I’ve now begun being able to do stuff like climb stairs like a normal person, cross the street like a normal person and I walk like the slowest speed on the treadmill right now but I’m doing my best to MOVE. Healing from a surgery like this teaches you how the body needs the right diet, plus steady movement in order to properly function. I’m doing my best to heal properly and taking it easy, as advised.
And finally I felt ready to write about all of it.
I’ve already scheduled the uterine fibroid embolization procedure soon. Later this month. I am scared because from all accounts it’s a super painful experience, but the results are supposed to be incredible.
I’m obviously frustrated about this whole journey, but there’s nothing I can do about this now. All I can do is pass along my advice for anyone pre-surgery.
I learned a LOT in this process, so I’d like to share for anyone else going through it.
— Fibroids are astonishingly common. When you realize you have them, if you mention that fact to just about any woman they’ll then reciprocate with their own quietly kept story of fibroids, of endometriosis, of hysterectomies and ovarian cysts. There’s a whole secret society of survivors and women who have this shared experience., there are more of us than you would think.
— There’s an incredibly helpful blog post on Lingerie Addict, a MUST read that helped me so much as I wrapped my mind around what I was facing. Through her post, I learned about the Facebook Uterine Fibroids group. It has been a lifeline for me. Everything I’ve been through, someone else already has and there are literal post-surgery pictures to prove it. Joining that group let me know I wasn’t alone. There’s also a Facebook group for Uterine Fibroid Embolization, so being part of both has been great for informing myself further. If you’re going through this, I highly encourage you to read Lingerie Addict’s post What to Expect the First Week After Your Open Myomectomy, and this really helpful piece on Zora, What No One Tells Black Women About Fibroids.
— I don’t want to knock or discount any of the natural approaches to dealing with fibroids, I just have to be honest about my own experience. In some ways, I wish I had taken a natural or dietary approach really seriously when I first was diagnosed with my fibroids. That way I could have seen for myself if it could have made a difference. Hindsight is 20/20.

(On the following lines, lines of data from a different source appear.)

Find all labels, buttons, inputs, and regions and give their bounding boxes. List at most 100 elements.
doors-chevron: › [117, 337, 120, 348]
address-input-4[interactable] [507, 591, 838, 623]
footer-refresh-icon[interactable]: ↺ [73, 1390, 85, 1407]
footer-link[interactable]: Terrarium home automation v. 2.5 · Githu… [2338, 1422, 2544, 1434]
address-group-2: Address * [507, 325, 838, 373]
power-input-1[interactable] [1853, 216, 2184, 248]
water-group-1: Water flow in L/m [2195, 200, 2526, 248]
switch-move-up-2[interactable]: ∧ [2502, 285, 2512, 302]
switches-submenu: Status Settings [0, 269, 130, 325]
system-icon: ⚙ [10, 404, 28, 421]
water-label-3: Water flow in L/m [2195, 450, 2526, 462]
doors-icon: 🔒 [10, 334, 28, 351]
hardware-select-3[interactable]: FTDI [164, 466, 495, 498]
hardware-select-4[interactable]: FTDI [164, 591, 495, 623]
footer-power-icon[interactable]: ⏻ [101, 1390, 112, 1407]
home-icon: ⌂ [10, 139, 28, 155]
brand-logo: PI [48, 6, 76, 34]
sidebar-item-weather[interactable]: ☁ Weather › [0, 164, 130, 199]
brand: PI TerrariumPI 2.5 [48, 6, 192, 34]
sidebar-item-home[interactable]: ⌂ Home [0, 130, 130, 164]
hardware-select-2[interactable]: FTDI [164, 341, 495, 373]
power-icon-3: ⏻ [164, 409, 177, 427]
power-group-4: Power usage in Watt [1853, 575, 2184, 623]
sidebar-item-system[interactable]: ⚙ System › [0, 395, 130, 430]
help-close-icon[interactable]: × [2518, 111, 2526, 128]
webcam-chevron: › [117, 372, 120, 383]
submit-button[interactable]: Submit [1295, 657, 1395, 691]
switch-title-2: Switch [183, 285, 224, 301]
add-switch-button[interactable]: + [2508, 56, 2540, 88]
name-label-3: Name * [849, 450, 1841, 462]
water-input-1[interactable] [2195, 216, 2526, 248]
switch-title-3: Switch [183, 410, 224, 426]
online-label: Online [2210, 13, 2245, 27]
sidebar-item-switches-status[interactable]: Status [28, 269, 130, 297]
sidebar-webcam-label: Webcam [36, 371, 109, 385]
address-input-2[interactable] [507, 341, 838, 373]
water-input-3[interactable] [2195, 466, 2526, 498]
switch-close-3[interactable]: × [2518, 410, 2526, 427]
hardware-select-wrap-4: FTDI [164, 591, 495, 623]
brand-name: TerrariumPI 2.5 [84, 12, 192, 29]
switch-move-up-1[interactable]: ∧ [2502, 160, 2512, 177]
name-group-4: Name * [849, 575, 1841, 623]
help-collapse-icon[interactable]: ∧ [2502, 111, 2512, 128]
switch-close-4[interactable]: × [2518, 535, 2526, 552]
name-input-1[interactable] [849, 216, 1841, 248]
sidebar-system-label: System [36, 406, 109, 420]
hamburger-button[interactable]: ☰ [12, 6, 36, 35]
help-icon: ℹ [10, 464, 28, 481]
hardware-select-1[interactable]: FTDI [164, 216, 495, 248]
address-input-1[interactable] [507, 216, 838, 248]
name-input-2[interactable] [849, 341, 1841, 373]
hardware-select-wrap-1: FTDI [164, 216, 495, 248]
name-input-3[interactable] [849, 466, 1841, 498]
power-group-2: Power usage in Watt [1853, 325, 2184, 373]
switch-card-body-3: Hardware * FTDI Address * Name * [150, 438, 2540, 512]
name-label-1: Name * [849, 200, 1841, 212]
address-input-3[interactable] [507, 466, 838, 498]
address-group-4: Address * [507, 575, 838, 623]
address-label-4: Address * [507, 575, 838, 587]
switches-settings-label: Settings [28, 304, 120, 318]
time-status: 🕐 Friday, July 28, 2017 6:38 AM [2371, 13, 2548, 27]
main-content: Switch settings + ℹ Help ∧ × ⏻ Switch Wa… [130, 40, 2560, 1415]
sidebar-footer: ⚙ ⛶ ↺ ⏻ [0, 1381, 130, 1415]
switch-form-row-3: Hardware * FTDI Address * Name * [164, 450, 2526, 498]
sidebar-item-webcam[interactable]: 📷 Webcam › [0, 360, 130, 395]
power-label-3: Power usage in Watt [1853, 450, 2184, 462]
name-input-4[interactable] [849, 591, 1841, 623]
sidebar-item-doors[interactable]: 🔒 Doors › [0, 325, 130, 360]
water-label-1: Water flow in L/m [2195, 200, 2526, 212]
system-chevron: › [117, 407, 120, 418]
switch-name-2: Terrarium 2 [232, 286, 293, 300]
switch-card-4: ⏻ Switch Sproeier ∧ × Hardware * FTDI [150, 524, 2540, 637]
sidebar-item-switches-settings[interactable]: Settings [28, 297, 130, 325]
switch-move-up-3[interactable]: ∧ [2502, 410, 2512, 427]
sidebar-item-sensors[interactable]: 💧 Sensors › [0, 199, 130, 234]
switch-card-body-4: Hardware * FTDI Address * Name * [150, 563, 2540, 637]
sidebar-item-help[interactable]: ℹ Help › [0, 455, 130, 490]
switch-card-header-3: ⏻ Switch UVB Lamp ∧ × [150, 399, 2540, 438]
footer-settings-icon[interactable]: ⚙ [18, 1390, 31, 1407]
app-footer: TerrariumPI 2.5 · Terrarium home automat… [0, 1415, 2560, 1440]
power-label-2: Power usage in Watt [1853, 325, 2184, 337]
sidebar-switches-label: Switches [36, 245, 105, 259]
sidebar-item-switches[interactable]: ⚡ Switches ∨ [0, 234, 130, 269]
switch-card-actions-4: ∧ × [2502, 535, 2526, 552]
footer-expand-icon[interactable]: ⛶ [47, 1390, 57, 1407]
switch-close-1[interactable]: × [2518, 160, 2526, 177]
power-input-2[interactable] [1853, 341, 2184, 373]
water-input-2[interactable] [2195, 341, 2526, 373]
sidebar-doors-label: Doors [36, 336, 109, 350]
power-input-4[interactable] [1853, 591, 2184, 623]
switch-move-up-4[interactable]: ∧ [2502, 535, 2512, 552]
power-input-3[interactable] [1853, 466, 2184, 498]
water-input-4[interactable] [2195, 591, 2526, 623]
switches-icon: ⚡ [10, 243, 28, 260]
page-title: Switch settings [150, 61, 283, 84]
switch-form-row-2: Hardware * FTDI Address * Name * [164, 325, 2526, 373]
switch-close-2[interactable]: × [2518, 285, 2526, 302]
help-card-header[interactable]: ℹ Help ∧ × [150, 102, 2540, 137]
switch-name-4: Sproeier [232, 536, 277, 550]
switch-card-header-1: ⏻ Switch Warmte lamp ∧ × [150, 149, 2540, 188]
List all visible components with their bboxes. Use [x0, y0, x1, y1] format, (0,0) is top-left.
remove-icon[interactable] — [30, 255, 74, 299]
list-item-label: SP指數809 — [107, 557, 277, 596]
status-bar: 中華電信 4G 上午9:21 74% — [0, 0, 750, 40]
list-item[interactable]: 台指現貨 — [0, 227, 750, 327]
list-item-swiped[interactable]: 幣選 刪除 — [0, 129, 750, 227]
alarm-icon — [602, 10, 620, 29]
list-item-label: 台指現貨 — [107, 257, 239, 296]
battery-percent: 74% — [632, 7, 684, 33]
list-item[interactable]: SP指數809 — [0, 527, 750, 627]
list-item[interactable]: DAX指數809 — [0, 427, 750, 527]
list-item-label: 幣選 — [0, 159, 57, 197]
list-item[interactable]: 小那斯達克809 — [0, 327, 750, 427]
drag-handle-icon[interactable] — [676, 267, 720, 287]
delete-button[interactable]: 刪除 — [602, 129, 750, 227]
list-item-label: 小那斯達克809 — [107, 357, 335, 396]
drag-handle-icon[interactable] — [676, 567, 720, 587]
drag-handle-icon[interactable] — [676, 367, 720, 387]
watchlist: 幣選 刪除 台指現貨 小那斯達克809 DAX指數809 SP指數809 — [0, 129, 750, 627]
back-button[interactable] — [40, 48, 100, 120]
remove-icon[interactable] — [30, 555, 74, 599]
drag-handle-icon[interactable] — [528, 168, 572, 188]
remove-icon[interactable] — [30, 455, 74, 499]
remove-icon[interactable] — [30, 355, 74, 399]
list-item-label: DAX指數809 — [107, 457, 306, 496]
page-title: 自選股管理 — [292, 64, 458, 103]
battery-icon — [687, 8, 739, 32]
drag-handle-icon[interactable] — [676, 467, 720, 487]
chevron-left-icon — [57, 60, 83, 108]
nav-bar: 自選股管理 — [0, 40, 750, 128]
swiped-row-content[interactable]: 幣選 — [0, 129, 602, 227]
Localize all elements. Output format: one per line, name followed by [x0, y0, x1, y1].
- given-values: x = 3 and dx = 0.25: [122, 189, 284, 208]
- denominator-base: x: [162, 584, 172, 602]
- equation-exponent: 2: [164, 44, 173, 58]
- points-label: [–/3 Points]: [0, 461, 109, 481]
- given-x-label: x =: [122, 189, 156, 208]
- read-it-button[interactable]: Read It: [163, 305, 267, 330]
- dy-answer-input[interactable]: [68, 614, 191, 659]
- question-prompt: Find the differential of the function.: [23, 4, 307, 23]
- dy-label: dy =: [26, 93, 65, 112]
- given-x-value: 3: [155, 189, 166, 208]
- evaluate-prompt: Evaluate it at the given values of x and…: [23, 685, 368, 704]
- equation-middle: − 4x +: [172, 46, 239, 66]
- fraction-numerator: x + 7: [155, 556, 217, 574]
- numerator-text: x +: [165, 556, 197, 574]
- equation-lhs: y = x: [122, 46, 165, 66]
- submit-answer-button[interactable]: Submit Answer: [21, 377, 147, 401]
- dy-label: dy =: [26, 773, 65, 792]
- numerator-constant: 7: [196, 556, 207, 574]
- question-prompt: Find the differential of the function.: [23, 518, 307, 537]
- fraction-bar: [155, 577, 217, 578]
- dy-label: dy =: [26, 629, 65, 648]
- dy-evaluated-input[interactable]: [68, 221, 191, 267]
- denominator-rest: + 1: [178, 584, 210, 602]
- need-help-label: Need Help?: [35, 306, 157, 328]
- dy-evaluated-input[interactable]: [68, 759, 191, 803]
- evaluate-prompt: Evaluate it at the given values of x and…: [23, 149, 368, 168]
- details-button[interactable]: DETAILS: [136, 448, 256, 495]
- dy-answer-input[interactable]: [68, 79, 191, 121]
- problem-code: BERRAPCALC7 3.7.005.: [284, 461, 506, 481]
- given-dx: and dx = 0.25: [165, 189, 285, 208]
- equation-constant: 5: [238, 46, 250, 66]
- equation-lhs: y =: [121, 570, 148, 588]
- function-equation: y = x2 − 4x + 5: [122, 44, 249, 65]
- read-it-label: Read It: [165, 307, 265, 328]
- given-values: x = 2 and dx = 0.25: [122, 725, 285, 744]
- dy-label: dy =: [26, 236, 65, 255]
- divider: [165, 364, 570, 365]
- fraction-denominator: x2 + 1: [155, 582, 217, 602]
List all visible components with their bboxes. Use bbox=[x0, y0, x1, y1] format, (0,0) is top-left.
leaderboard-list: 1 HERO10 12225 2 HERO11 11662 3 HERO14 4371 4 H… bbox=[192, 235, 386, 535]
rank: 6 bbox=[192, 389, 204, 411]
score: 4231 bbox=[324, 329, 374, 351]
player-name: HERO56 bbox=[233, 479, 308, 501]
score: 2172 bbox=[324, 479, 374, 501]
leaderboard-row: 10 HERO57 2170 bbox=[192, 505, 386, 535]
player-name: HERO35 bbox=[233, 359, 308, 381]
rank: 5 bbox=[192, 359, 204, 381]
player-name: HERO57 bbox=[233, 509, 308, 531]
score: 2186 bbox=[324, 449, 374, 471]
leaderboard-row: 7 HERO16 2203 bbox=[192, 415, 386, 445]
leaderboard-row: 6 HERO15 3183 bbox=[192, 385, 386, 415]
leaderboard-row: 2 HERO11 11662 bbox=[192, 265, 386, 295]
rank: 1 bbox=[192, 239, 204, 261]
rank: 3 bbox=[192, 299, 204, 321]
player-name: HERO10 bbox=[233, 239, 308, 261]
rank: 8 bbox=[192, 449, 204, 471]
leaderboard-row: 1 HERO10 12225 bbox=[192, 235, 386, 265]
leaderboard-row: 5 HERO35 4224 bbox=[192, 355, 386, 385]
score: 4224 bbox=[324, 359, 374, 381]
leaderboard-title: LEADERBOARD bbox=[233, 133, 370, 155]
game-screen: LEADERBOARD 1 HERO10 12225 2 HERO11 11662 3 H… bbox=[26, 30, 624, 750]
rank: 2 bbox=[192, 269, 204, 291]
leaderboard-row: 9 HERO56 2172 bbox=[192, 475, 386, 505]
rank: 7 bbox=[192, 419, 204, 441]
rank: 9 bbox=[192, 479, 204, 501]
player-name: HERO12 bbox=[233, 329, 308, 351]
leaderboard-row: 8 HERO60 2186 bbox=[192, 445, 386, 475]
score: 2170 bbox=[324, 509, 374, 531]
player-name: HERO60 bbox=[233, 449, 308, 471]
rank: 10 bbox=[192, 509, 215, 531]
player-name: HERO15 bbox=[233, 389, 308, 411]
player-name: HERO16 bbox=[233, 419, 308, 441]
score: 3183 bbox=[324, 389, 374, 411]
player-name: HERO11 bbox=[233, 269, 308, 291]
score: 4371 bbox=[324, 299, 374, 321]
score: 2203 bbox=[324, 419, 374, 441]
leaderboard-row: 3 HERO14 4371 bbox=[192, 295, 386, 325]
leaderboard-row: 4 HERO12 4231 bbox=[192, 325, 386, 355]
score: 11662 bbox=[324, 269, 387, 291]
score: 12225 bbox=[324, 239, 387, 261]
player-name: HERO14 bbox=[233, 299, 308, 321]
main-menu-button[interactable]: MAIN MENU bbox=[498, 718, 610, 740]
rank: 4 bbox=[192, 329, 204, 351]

— Don’t just go with the first opinion. Get your ultrasound and/or MRI and ask for a second or third or fourth opinion if you have to. Consider the surgery but also investigate embolization, and any other alternatives available to you. Maybe the Sonata system could be a fit for your situation, who knows?
Fibroids can affect your body with a battalion of symptoms, and for me just living with them was no longer a possibility. But I wish I had investigated less invasive solutions instead of just accepting what my doctors recommended as THE best way to go. Hindsight is 20/20. I can go back in time and wish and could shoulda wouldaded this situation in endless circles, or I can learn from it and make different choices next time.
I have lots of time to think about all of it now.
I’m sharing all of this in the hopes of helping someone else make the right decision for them.
There are SO so many of us out here, suffering in silence with fibroids or healing from hysterectomies. Dealing with the anxiety and fear that builds up before the operation. I want to hear from you. Let’s talk about our experiences and let others know they’re not alone. I definitely want to write a follow up post on this, but I would love to hear from you first.
Do you have a fibroid surgery story of your own? Share whatever you’re comfortable with, and know I’m right there with you!